Hong Kong’s embattled restaurant industry receives another slice of funding under the latest Covid-19 relief deal.


Beauty salons and massage parlours will get a one-off subsidy of between HK$15,000 and HK$50,000, depending on the number of staff on its books, which is capped at HK$1.5 million per business chain.

Previously, between HK$30,000 and HK$100,000 was up for grabs by those businesses, with a cap for chains at HK$3 million.

For party room operators, the subsidy is half of the HK$40,000 that was earlier available per room, while amusement game centres are also only eligible for 50 per cent of the HK$100,00 that could be claimed last time.

Also under the fund, about HK$6 billion will be ring-fenced for rent relief measures and other fee waivers.

Beneficiaries of rent relief at government-related properties will receive the support for an extra six months, while the ceiling for rates concession for non-domestic premises will be lifted from HK$1,500 to HK$5,000 for the second half of this financial year.

To further support small- and medium-sized enterprises, HKMC Insurance, under the Hong Kong Mortgage Corporation, will improve its full loan guarantee by raising the borrowing limit from HK$4 million to HK$5 million and extending the maximum repayment period from three to five years.

The government will make a formal funding request at a meeting of the Legislative Council’s Finance Committee on September 25.
What started Hong Kong's third Covid-19 wave?What started Hong Kong's third Covid-19 wave?

The fresh relief measures will take the city’s fiscal reserves from HK$1.1 trillion in March to about HK$800 billion this financial year, according to Financial Secretary Paul Chan Mo-po, equivalent to 12 to 13 months of government expenditure.

That is similar to what happened in the wake of the severe acute respiratory syndrome epidemic, which ravaged Hong Kong in 2003.

But Chan assured that the government still had the resources to support the city if another wave of infections required further intervention.

“When the economy is getting worse, if the government can adopt some countercyclical measures, these measures would be important to support the economy and safeguard jobs,” he said.

“For big projects, for example hospital development and projects related to housing and rail, these are important for Hong Kong’s long-term development. So we will carry on.”

So far, more than HK$300 billion, about 11 per cent of Hong Kong’s gross domestic product, has been spent tackling the pandemic’s devastating economic fallout.
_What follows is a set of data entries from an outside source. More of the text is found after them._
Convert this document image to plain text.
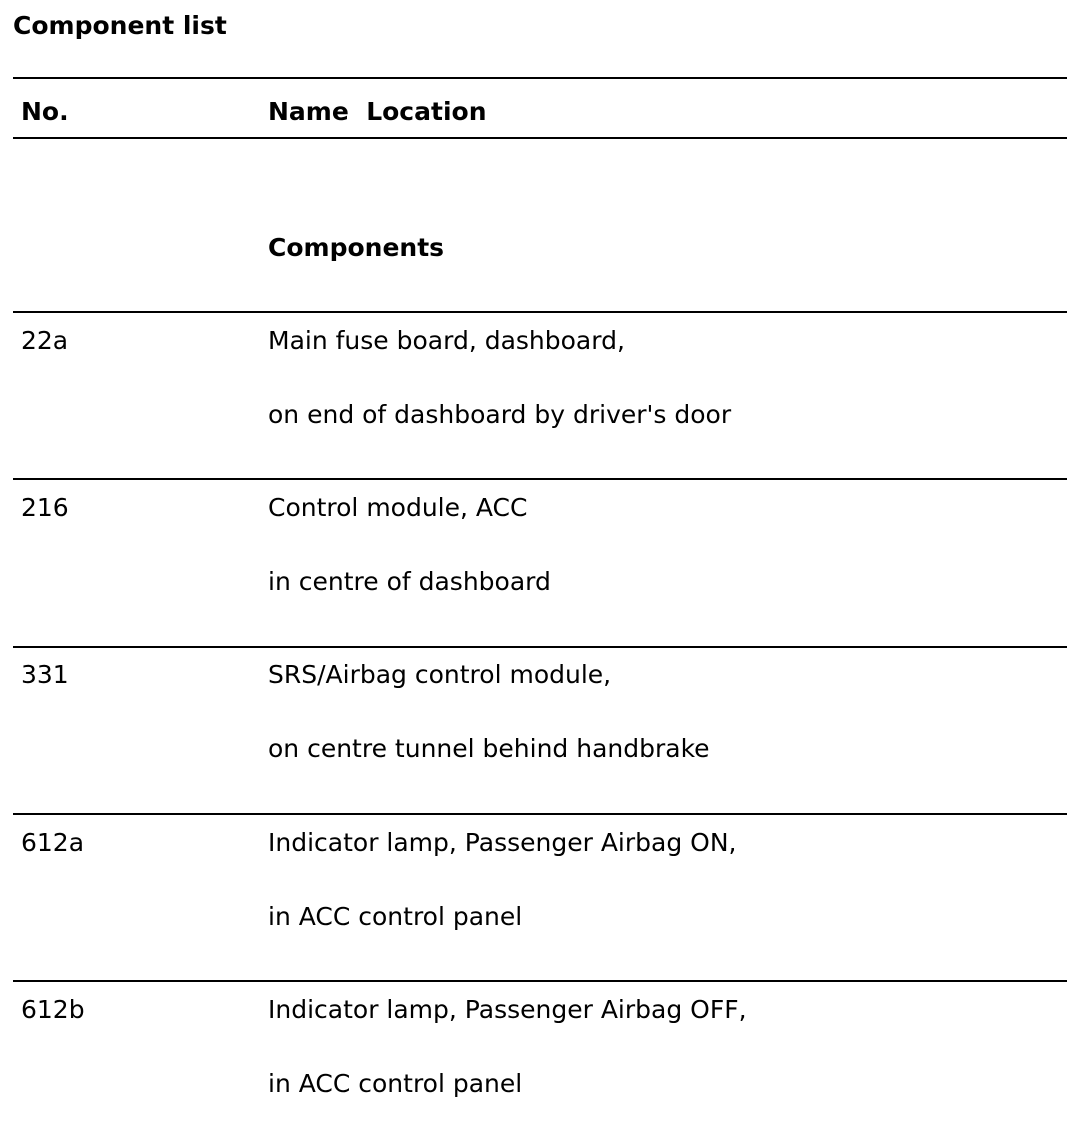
Component list
No.	Name  Location
Components
22a	Main fuse board, dashboard,
on end of dashboard by driver's door
216	Control module, ACC
in centre of dashboard
331	SRS/Airbag control module,
on centre tunnel behind handbrake
612a	Indicator lamp, Passenger Airbag ON,
in ACC control panel
612b	Indicator lamp, Passenger Airbag OFF,
in ACC control panel
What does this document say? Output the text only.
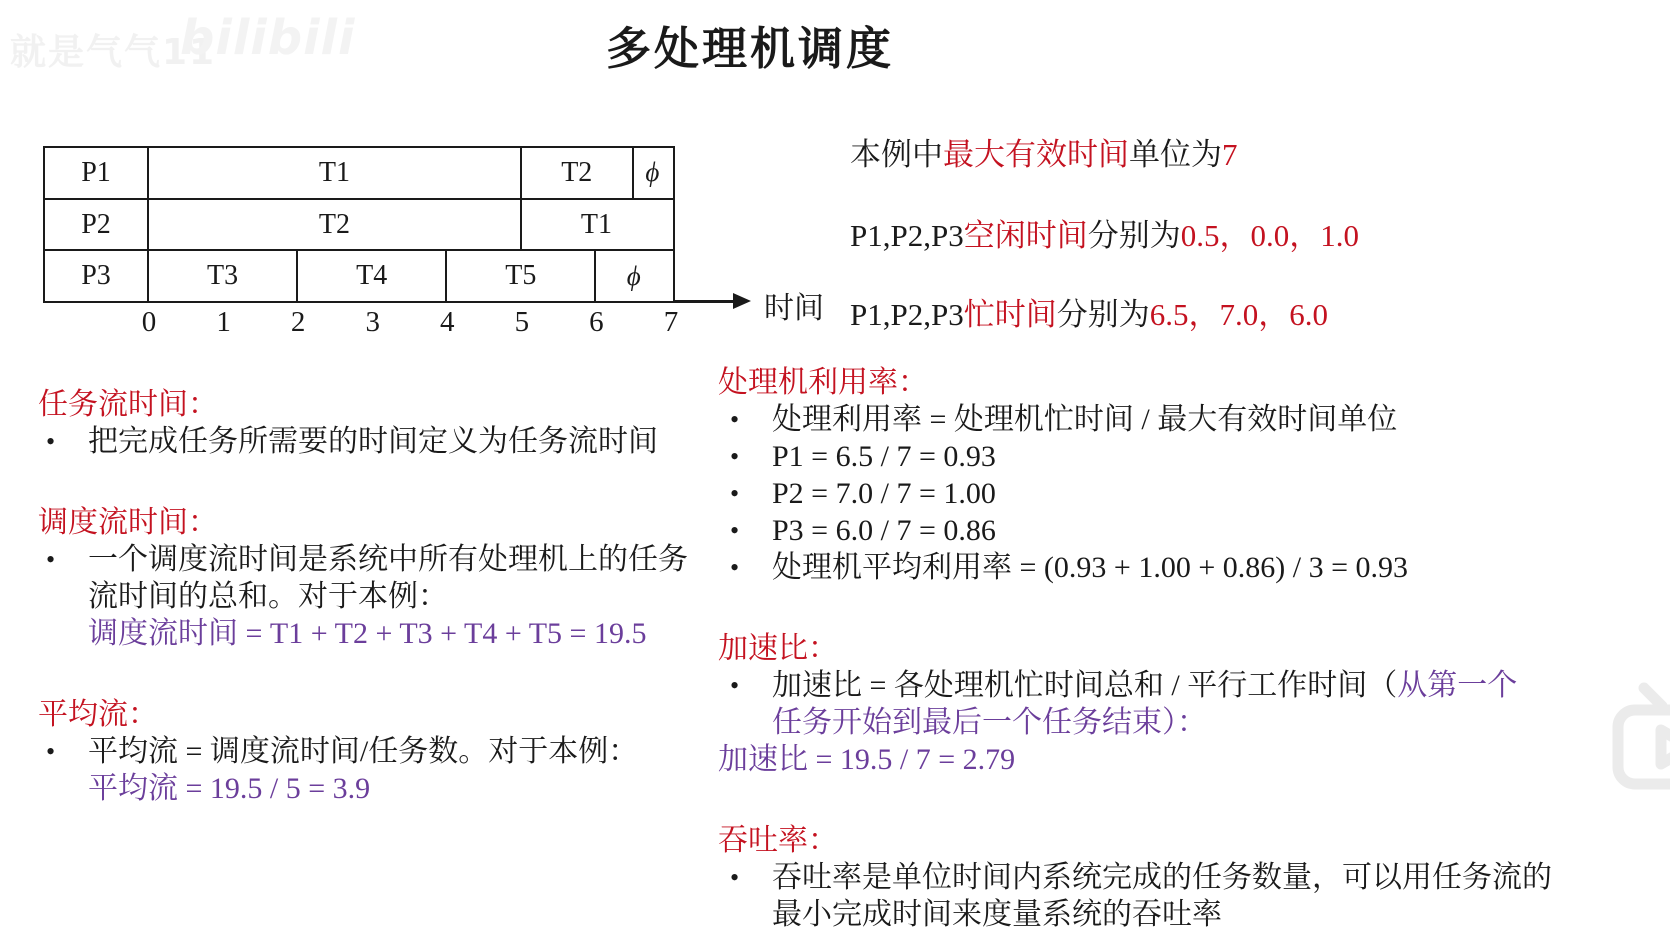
就是气气11
bilibili	多处理机调度
P1	T1	T2 ϕ
P2	T2	T1
P3	T3	T4	T5	ϕ
0 1 2 3 4 5 6 7	时间
本例中最大有效时间单位为7
P1,P2,P3空闲时间分别为0.5，0.0，1.0
P1,P2,P3忙时间分别为6.5，7.0，6.0
任务流时间：
•	把完成任务所需要的时间定义为任务流时间
调度流时间：
•	一个调度流时间是系统中所有处理机上的任务
流时间的总和。对于本例：
调度流时间 = T1 + T2 + T3 + T4 + T5 = 19.5
平均流：
•	平均流 = 调度流时间/任务数。对于本例：
平均流 = 19.5 / 5 = 3.9
处理机利用率：
•	处理利用率 = 处理机忙时间 / 最大有效时间单位
•	P1 = 6.5 / 7 = 0.93
•	P2 = 7.0 / 7 = 1.00
•	P3 = 6.0 / 7 = 0.86
•	处理机平均利用率 = (0.93 + 1.00 + 0.86) / 3 = 0.93
加速比：
•	加速比 = 各处理机忙时间总和 / 平行工作时间（从第一个
任务开始到最后一个任务结束）：
加速比 = 19.5 / 7 = 2.79
吞吐率：
•	吞吐率是单位时间内系统完成的任务数量，可以用任务流的
最小完成时间来度量系统的吞吐率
That almost matches the fiscal deficit facing the city this financial year, up from Chan’s estimated shortfall of HK$290 billion in late August.

But it was thought that spending would ultimately help boost GDP by slightly more than 5 per cent, he said.

Dr Billy Mak Sui-choi, associate director of Baptist University’s centre for corporate governance and financial policy, said while a deficit of more than HK$300 billion would be large, it was still manageable given the government’s sound financial position overall.

Mak expected the real blow to come in 2021-22 when government revenues from salary or profits taxes would drop significantly due to the impact of the Covid-19 crisis.

“If the government cannot keep the deficit at a manageable level, it may end up affecting our credit rating,” he said.

But economist Professor Terence Chong Tai-leung, executive director of Chinese University’s Lau Chor Tak Institute of Global Economics and Finance, was more positive.

“There is no need to overly worry about some short-term blow,” he said.

“Not to mention we still have more than US$440 billion of foreign currency reserve assets. In some countries, they don’t have so much reserves and will have to issue bonds to raise money.

“The most important is for the government to reopen the economy. Let businesses resume normal operations and reopen the border as soon as possible.”